Over last year the jump is big. From 49th to about the 98th percentile, reportedly on the same IMO gold model without domain finetuning. Matches earlier o3 numbers too. 395.64 on IOI 2024 under strict 50 submissions, and about 2724 Elo on Codeforces, which is around 99.8 percent.
What is new to me is the move away from hand made test time tricks. Last year o1 IOI leaned on AlphaCode style 10k sample clustering. The newer o3 era stacks use RL plus long test time to learn their own checks, like brute force cross checks. Less bespoke scaffolding.
The IMO thread also shows long horizon thinking for hours. It starts to look like search and self verification emerge if you let the model think longer.
One caveat. Cost and reproducibility are still a bit fuzzy.
The bigger signal for me: Inference time compute is becoming a main scaling lever for reasoning models, and the learned search and verification loop seems to carry over from natural language proofs to executable code.
IOI makes this extra convincing.
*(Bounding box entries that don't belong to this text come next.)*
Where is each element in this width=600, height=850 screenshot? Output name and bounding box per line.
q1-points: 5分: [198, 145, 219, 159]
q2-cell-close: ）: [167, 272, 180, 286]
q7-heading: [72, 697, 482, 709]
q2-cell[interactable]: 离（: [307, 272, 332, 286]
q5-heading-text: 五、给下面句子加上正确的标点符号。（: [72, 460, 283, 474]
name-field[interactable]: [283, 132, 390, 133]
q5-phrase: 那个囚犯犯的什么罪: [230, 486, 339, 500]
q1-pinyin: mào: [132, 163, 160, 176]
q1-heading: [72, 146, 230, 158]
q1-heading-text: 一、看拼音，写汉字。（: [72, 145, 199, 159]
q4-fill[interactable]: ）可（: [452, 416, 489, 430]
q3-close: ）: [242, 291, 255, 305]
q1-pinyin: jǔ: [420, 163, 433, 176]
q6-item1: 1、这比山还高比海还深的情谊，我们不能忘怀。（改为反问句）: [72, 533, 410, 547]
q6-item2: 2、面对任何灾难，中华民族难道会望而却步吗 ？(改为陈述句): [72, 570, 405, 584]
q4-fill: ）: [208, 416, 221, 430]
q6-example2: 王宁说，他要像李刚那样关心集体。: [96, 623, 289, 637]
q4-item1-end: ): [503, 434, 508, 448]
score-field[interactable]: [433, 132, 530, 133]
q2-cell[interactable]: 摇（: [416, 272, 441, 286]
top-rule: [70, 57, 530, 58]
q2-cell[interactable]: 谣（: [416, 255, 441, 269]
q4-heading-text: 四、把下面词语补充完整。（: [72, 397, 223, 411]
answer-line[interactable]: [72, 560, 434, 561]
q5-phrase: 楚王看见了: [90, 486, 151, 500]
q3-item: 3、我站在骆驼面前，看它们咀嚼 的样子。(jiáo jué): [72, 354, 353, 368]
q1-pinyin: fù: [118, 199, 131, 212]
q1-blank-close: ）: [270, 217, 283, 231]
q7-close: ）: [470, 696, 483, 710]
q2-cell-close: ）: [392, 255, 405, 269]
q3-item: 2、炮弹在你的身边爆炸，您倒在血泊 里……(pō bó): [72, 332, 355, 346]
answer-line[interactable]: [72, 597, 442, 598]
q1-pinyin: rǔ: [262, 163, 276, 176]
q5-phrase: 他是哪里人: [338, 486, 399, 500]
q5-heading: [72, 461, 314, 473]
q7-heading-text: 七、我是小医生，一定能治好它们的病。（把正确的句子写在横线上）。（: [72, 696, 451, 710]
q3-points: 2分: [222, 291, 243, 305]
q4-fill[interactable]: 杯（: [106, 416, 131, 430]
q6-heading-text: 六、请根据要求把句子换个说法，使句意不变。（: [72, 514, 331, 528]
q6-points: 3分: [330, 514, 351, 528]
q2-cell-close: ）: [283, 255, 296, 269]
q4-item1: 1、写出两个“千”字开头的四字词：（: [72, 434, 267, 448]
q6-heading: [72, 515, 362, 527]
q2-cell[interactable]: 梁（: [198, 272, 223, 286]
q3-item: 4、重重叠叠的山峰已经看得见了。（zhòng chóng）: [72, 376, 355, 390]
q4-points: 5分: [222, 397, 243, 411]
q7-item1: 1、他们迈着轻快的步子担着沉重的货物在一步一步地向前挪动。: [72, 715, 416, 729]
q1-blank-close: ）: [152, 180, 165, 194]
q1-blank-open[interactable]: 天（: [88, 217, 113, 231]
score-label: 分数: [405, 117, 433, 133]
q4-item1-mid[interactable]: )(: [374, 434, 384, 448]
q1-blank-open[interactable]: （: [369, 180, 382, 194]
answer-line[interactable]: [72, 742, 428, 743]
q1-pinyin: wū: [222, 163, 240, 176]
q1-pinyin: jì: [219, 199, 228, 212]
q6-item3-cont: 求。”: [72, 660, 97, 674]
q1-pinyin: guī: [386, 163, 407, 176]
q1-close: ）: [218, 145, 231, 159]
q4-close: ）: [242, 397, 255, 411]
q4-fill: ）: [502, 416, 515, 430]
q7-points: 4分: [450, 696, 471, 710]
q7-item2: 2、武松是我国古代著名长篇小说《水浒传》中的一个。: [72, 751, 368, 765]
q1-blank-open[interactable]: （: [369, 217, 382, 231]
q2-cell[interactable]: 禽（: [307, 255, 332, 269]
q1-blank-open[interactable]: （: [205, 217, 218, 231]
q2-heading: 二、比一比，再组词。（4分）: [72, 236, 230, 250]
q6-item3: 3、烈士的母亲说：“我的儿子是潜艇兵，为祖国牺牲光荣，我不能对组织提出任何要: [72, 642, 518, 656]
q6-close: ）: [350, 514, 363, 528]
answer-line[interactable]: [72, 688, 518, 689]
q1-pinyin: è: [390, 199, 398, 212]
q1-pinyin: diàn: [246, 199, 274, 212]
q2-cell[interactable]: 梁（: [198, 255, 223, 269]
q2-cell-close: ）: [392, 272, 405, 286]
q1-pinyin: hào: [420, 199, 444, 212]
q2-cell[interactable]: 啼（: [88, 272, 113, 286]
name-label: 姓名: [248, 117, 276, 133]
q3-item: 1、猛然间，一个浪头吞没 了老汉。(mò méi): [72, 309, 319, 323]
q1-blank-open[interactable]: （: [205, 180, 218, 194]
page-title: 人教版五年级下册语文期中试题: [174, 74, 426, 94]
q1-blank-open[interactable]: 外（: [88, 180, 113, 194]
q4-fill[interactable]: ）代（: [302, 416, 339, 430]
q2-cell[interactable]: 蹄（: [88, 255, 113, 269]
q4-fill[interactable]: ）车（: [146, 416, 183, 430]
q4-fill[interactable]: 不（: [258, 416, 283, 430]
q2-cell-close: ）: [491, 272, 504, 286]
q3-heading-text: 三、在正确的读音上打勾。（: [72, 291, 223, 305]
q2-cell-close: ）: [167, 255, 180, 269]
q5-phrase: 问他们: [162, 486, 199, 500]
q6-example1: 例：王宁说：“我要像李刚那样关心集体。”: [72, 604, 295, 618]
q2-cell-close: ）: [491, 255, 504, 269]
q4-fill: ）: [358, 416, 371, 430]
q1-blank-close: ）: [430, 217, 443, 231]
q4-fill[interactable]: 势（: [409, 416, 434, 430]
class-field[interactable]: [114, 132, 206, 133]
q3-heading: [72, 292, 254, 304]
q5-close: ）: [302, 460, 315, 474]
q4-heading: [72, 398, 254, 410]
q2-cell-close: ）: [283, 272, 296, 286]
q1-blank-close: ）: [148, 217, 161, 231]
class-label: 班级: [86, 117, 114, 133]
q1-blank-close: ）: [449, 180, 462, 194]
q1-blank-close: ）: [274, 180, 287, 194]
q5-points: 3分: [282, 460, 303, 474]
You cannot fudge the judge. There are hidden tests and strict runtime and submit caps. Top humans still edge out frontier models in some live contests, so there is room left.
Three things I would love to see next:
- What was the exact test time budget, like wall clock, samples per task, and ensemble size, and where is the bend in the compute to score curve?
- How well do these behaviors hold up off contest on messy real world code and vague specs?
- Can third parties audit logs to rule out leakage or overfitting to judge behavior, and to measure how much the scaffolding really mattered?
As a founder, this feels like the shift from more data to more thinking at runtime. I am excited, and I still want simpler, cheaper, and reproducible ways to get there.